Advanced homeschooling on the Internet can use more advanced scientific and scholarly materials from Z-Library and Sci-Hub. One person’s import-export is another person’s smuggling, so we recommend you follow the wisdom of Chinese students exploring Democracy articles on the Internet to use VPN and TOR for these links.
Digital information is leaky and researchers from across the globe have been using Sci-Hub to get access to current information in their field without paying the exorbitant fees charged by academic publishers. A single paper on robotics or biology can cost hundreds of dollars, making it impossible for students and researchers in the third world to afford the information they need. The need found a solution.
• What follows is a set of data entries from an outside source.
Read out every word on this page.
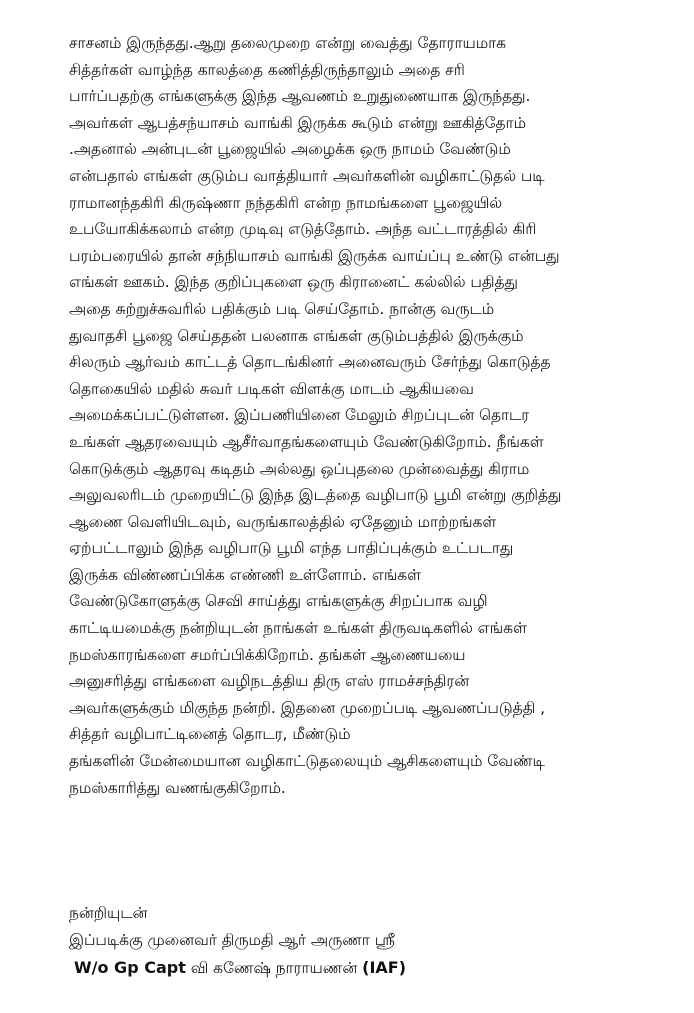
சாசனம் இருந்தது.ஆறு தலைமுறை என்று வைத்து தோராயமாக
சித்தர்கள் வாழ்ந்த காலத்தை கணித்திருந்தாலும் அதை சரி
பார்ப்பதற்கு எங்களுக்கு இந்த ஆவணம் உறுதுணையாக இருந்தது.
அவர்கள் ஆபத்சந்யாசம் வாங்கி இருக்க கூடும் என்று ஊகித்தோம்
.அதனால் அன்புடன் பூஜையில் அழைக்க ஒரு நாமம் வேண்டும்
என்பதால் எங்கள் குடும்ப வாத்தியார் அவர்களின் வழிகாட்டுதல் படி
ராமானந்தகிரி கிருஷ்ணா நந்தகிரி என்ற நாமங்களை பூஜையில்
உபயோகிக்கலாம் என்ற முடிவு எடுத்தோம். அந்த வட்டாரத்தில் கிரி
பரம்பரையில் தான் சந்நியாசம் வாங்கி இருக்க வாய்ப்பு உண்டு என்பது
எங்கள் ஊகம். இந்த குறிப்புகளை ஒரு கிரானைட் கல்லில் பதித்து
அதை சுற்றுச்சுவரில் பதிக்கும் படி செய்தோம். நான்கு வருடம்
துவாதசி பூஜை செய்ததன் பலனாக எங்கள் குடும்பத்தில் இருக்கும்
சிலரும் ஆர்வம் காட்டத் தொடங்கினர் அனைவரும் சேர்ந்து கொடுத்த
தொகையில் மதில் சுவர் படிகள் விளக்கு மாடம் ஆகியவை
அமைக்கப்பட்டுள்ளன. இப்பணியினை மேலும் சிறப்புடன் தொடர
உங்கள் ஆதரவையும் ஆசீர்வாதங்களையும் வேண்டுகிறோம். நீங்கள்
கொடுக்கும் ஆதரவு கடிதம் அல்லது ஒப்புதலை முன்வைத்து கிராம
அலுவலரிடம் முறையிட்டு இந்த இடத்தை வழிபாடு பூமி என்று குறித்து
ஆணை வெளியிடவும், வருங்காலத்தில் ஏதேனும் மாற்றங்கள்
ஏற்பட்டாலும் இந்த வழிபாடு பூமி எந்த பாதிப்புக்கும் உட்படாது
இருக்க விண்ணப்பிக்க எண்ணி உள்ளோம். எங்கள்
வேண்டுகோளுக்கு செவி சாய்த்து எங்களுக்கு சிறப்பாக வழி
காட்டியமைக்கு நன்றியுடன் நாங்கள் உங்கள் திருவடிகளில் எங்கள்
நமஸ்காரங்களை சமர்ப்பிக்கிறோம். தங்கள் ஆணையயை
அனுசரித்து எங்களை வழிநடத்திய திரு எஸ் ராமச்சந்திரன்
அவர்களுக்கும் மிகுந்த நன்றி. இதனை முறைப்படி ஆவணப்படுத்தி ,
சித்தர் வழிபாட்டினைத் தொடர, மீண்டும்
தங்களின் மேன்மையான வழிகாட்டுதலையும் ஆசிகளையும் வேண்டி
நமஸ்காரித்து வணங்குகிறோம்.
நன்றியுடன்
இப்படிக்கு முனைவர் திருமதி ஆர் அருணா ஸ்ரீ
W/o Gp Capt வி கணேஷ் நாராயணன் (IAF)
“Z-Library file-sharing project for scholarly journal articles, academic and general-interest books. Z-Library says the project provides access to more than 6,754,720 books and 80,759,561 articles as of April 1, 2021”
Sci – Hub
“Sci-Hub the first pirate website in the world to provide mass and public access to tens of millions of research papers”
“A research paper is a special publication written by scientists to be read by other researchers. Papers are primary sources necessary for research – for example, they contain detailed description of new results and experiments.”
Papers in Sci-Hub library:
more than 85,483,811”
Homeschooling on the Internet really means Homeschooling on the Internet.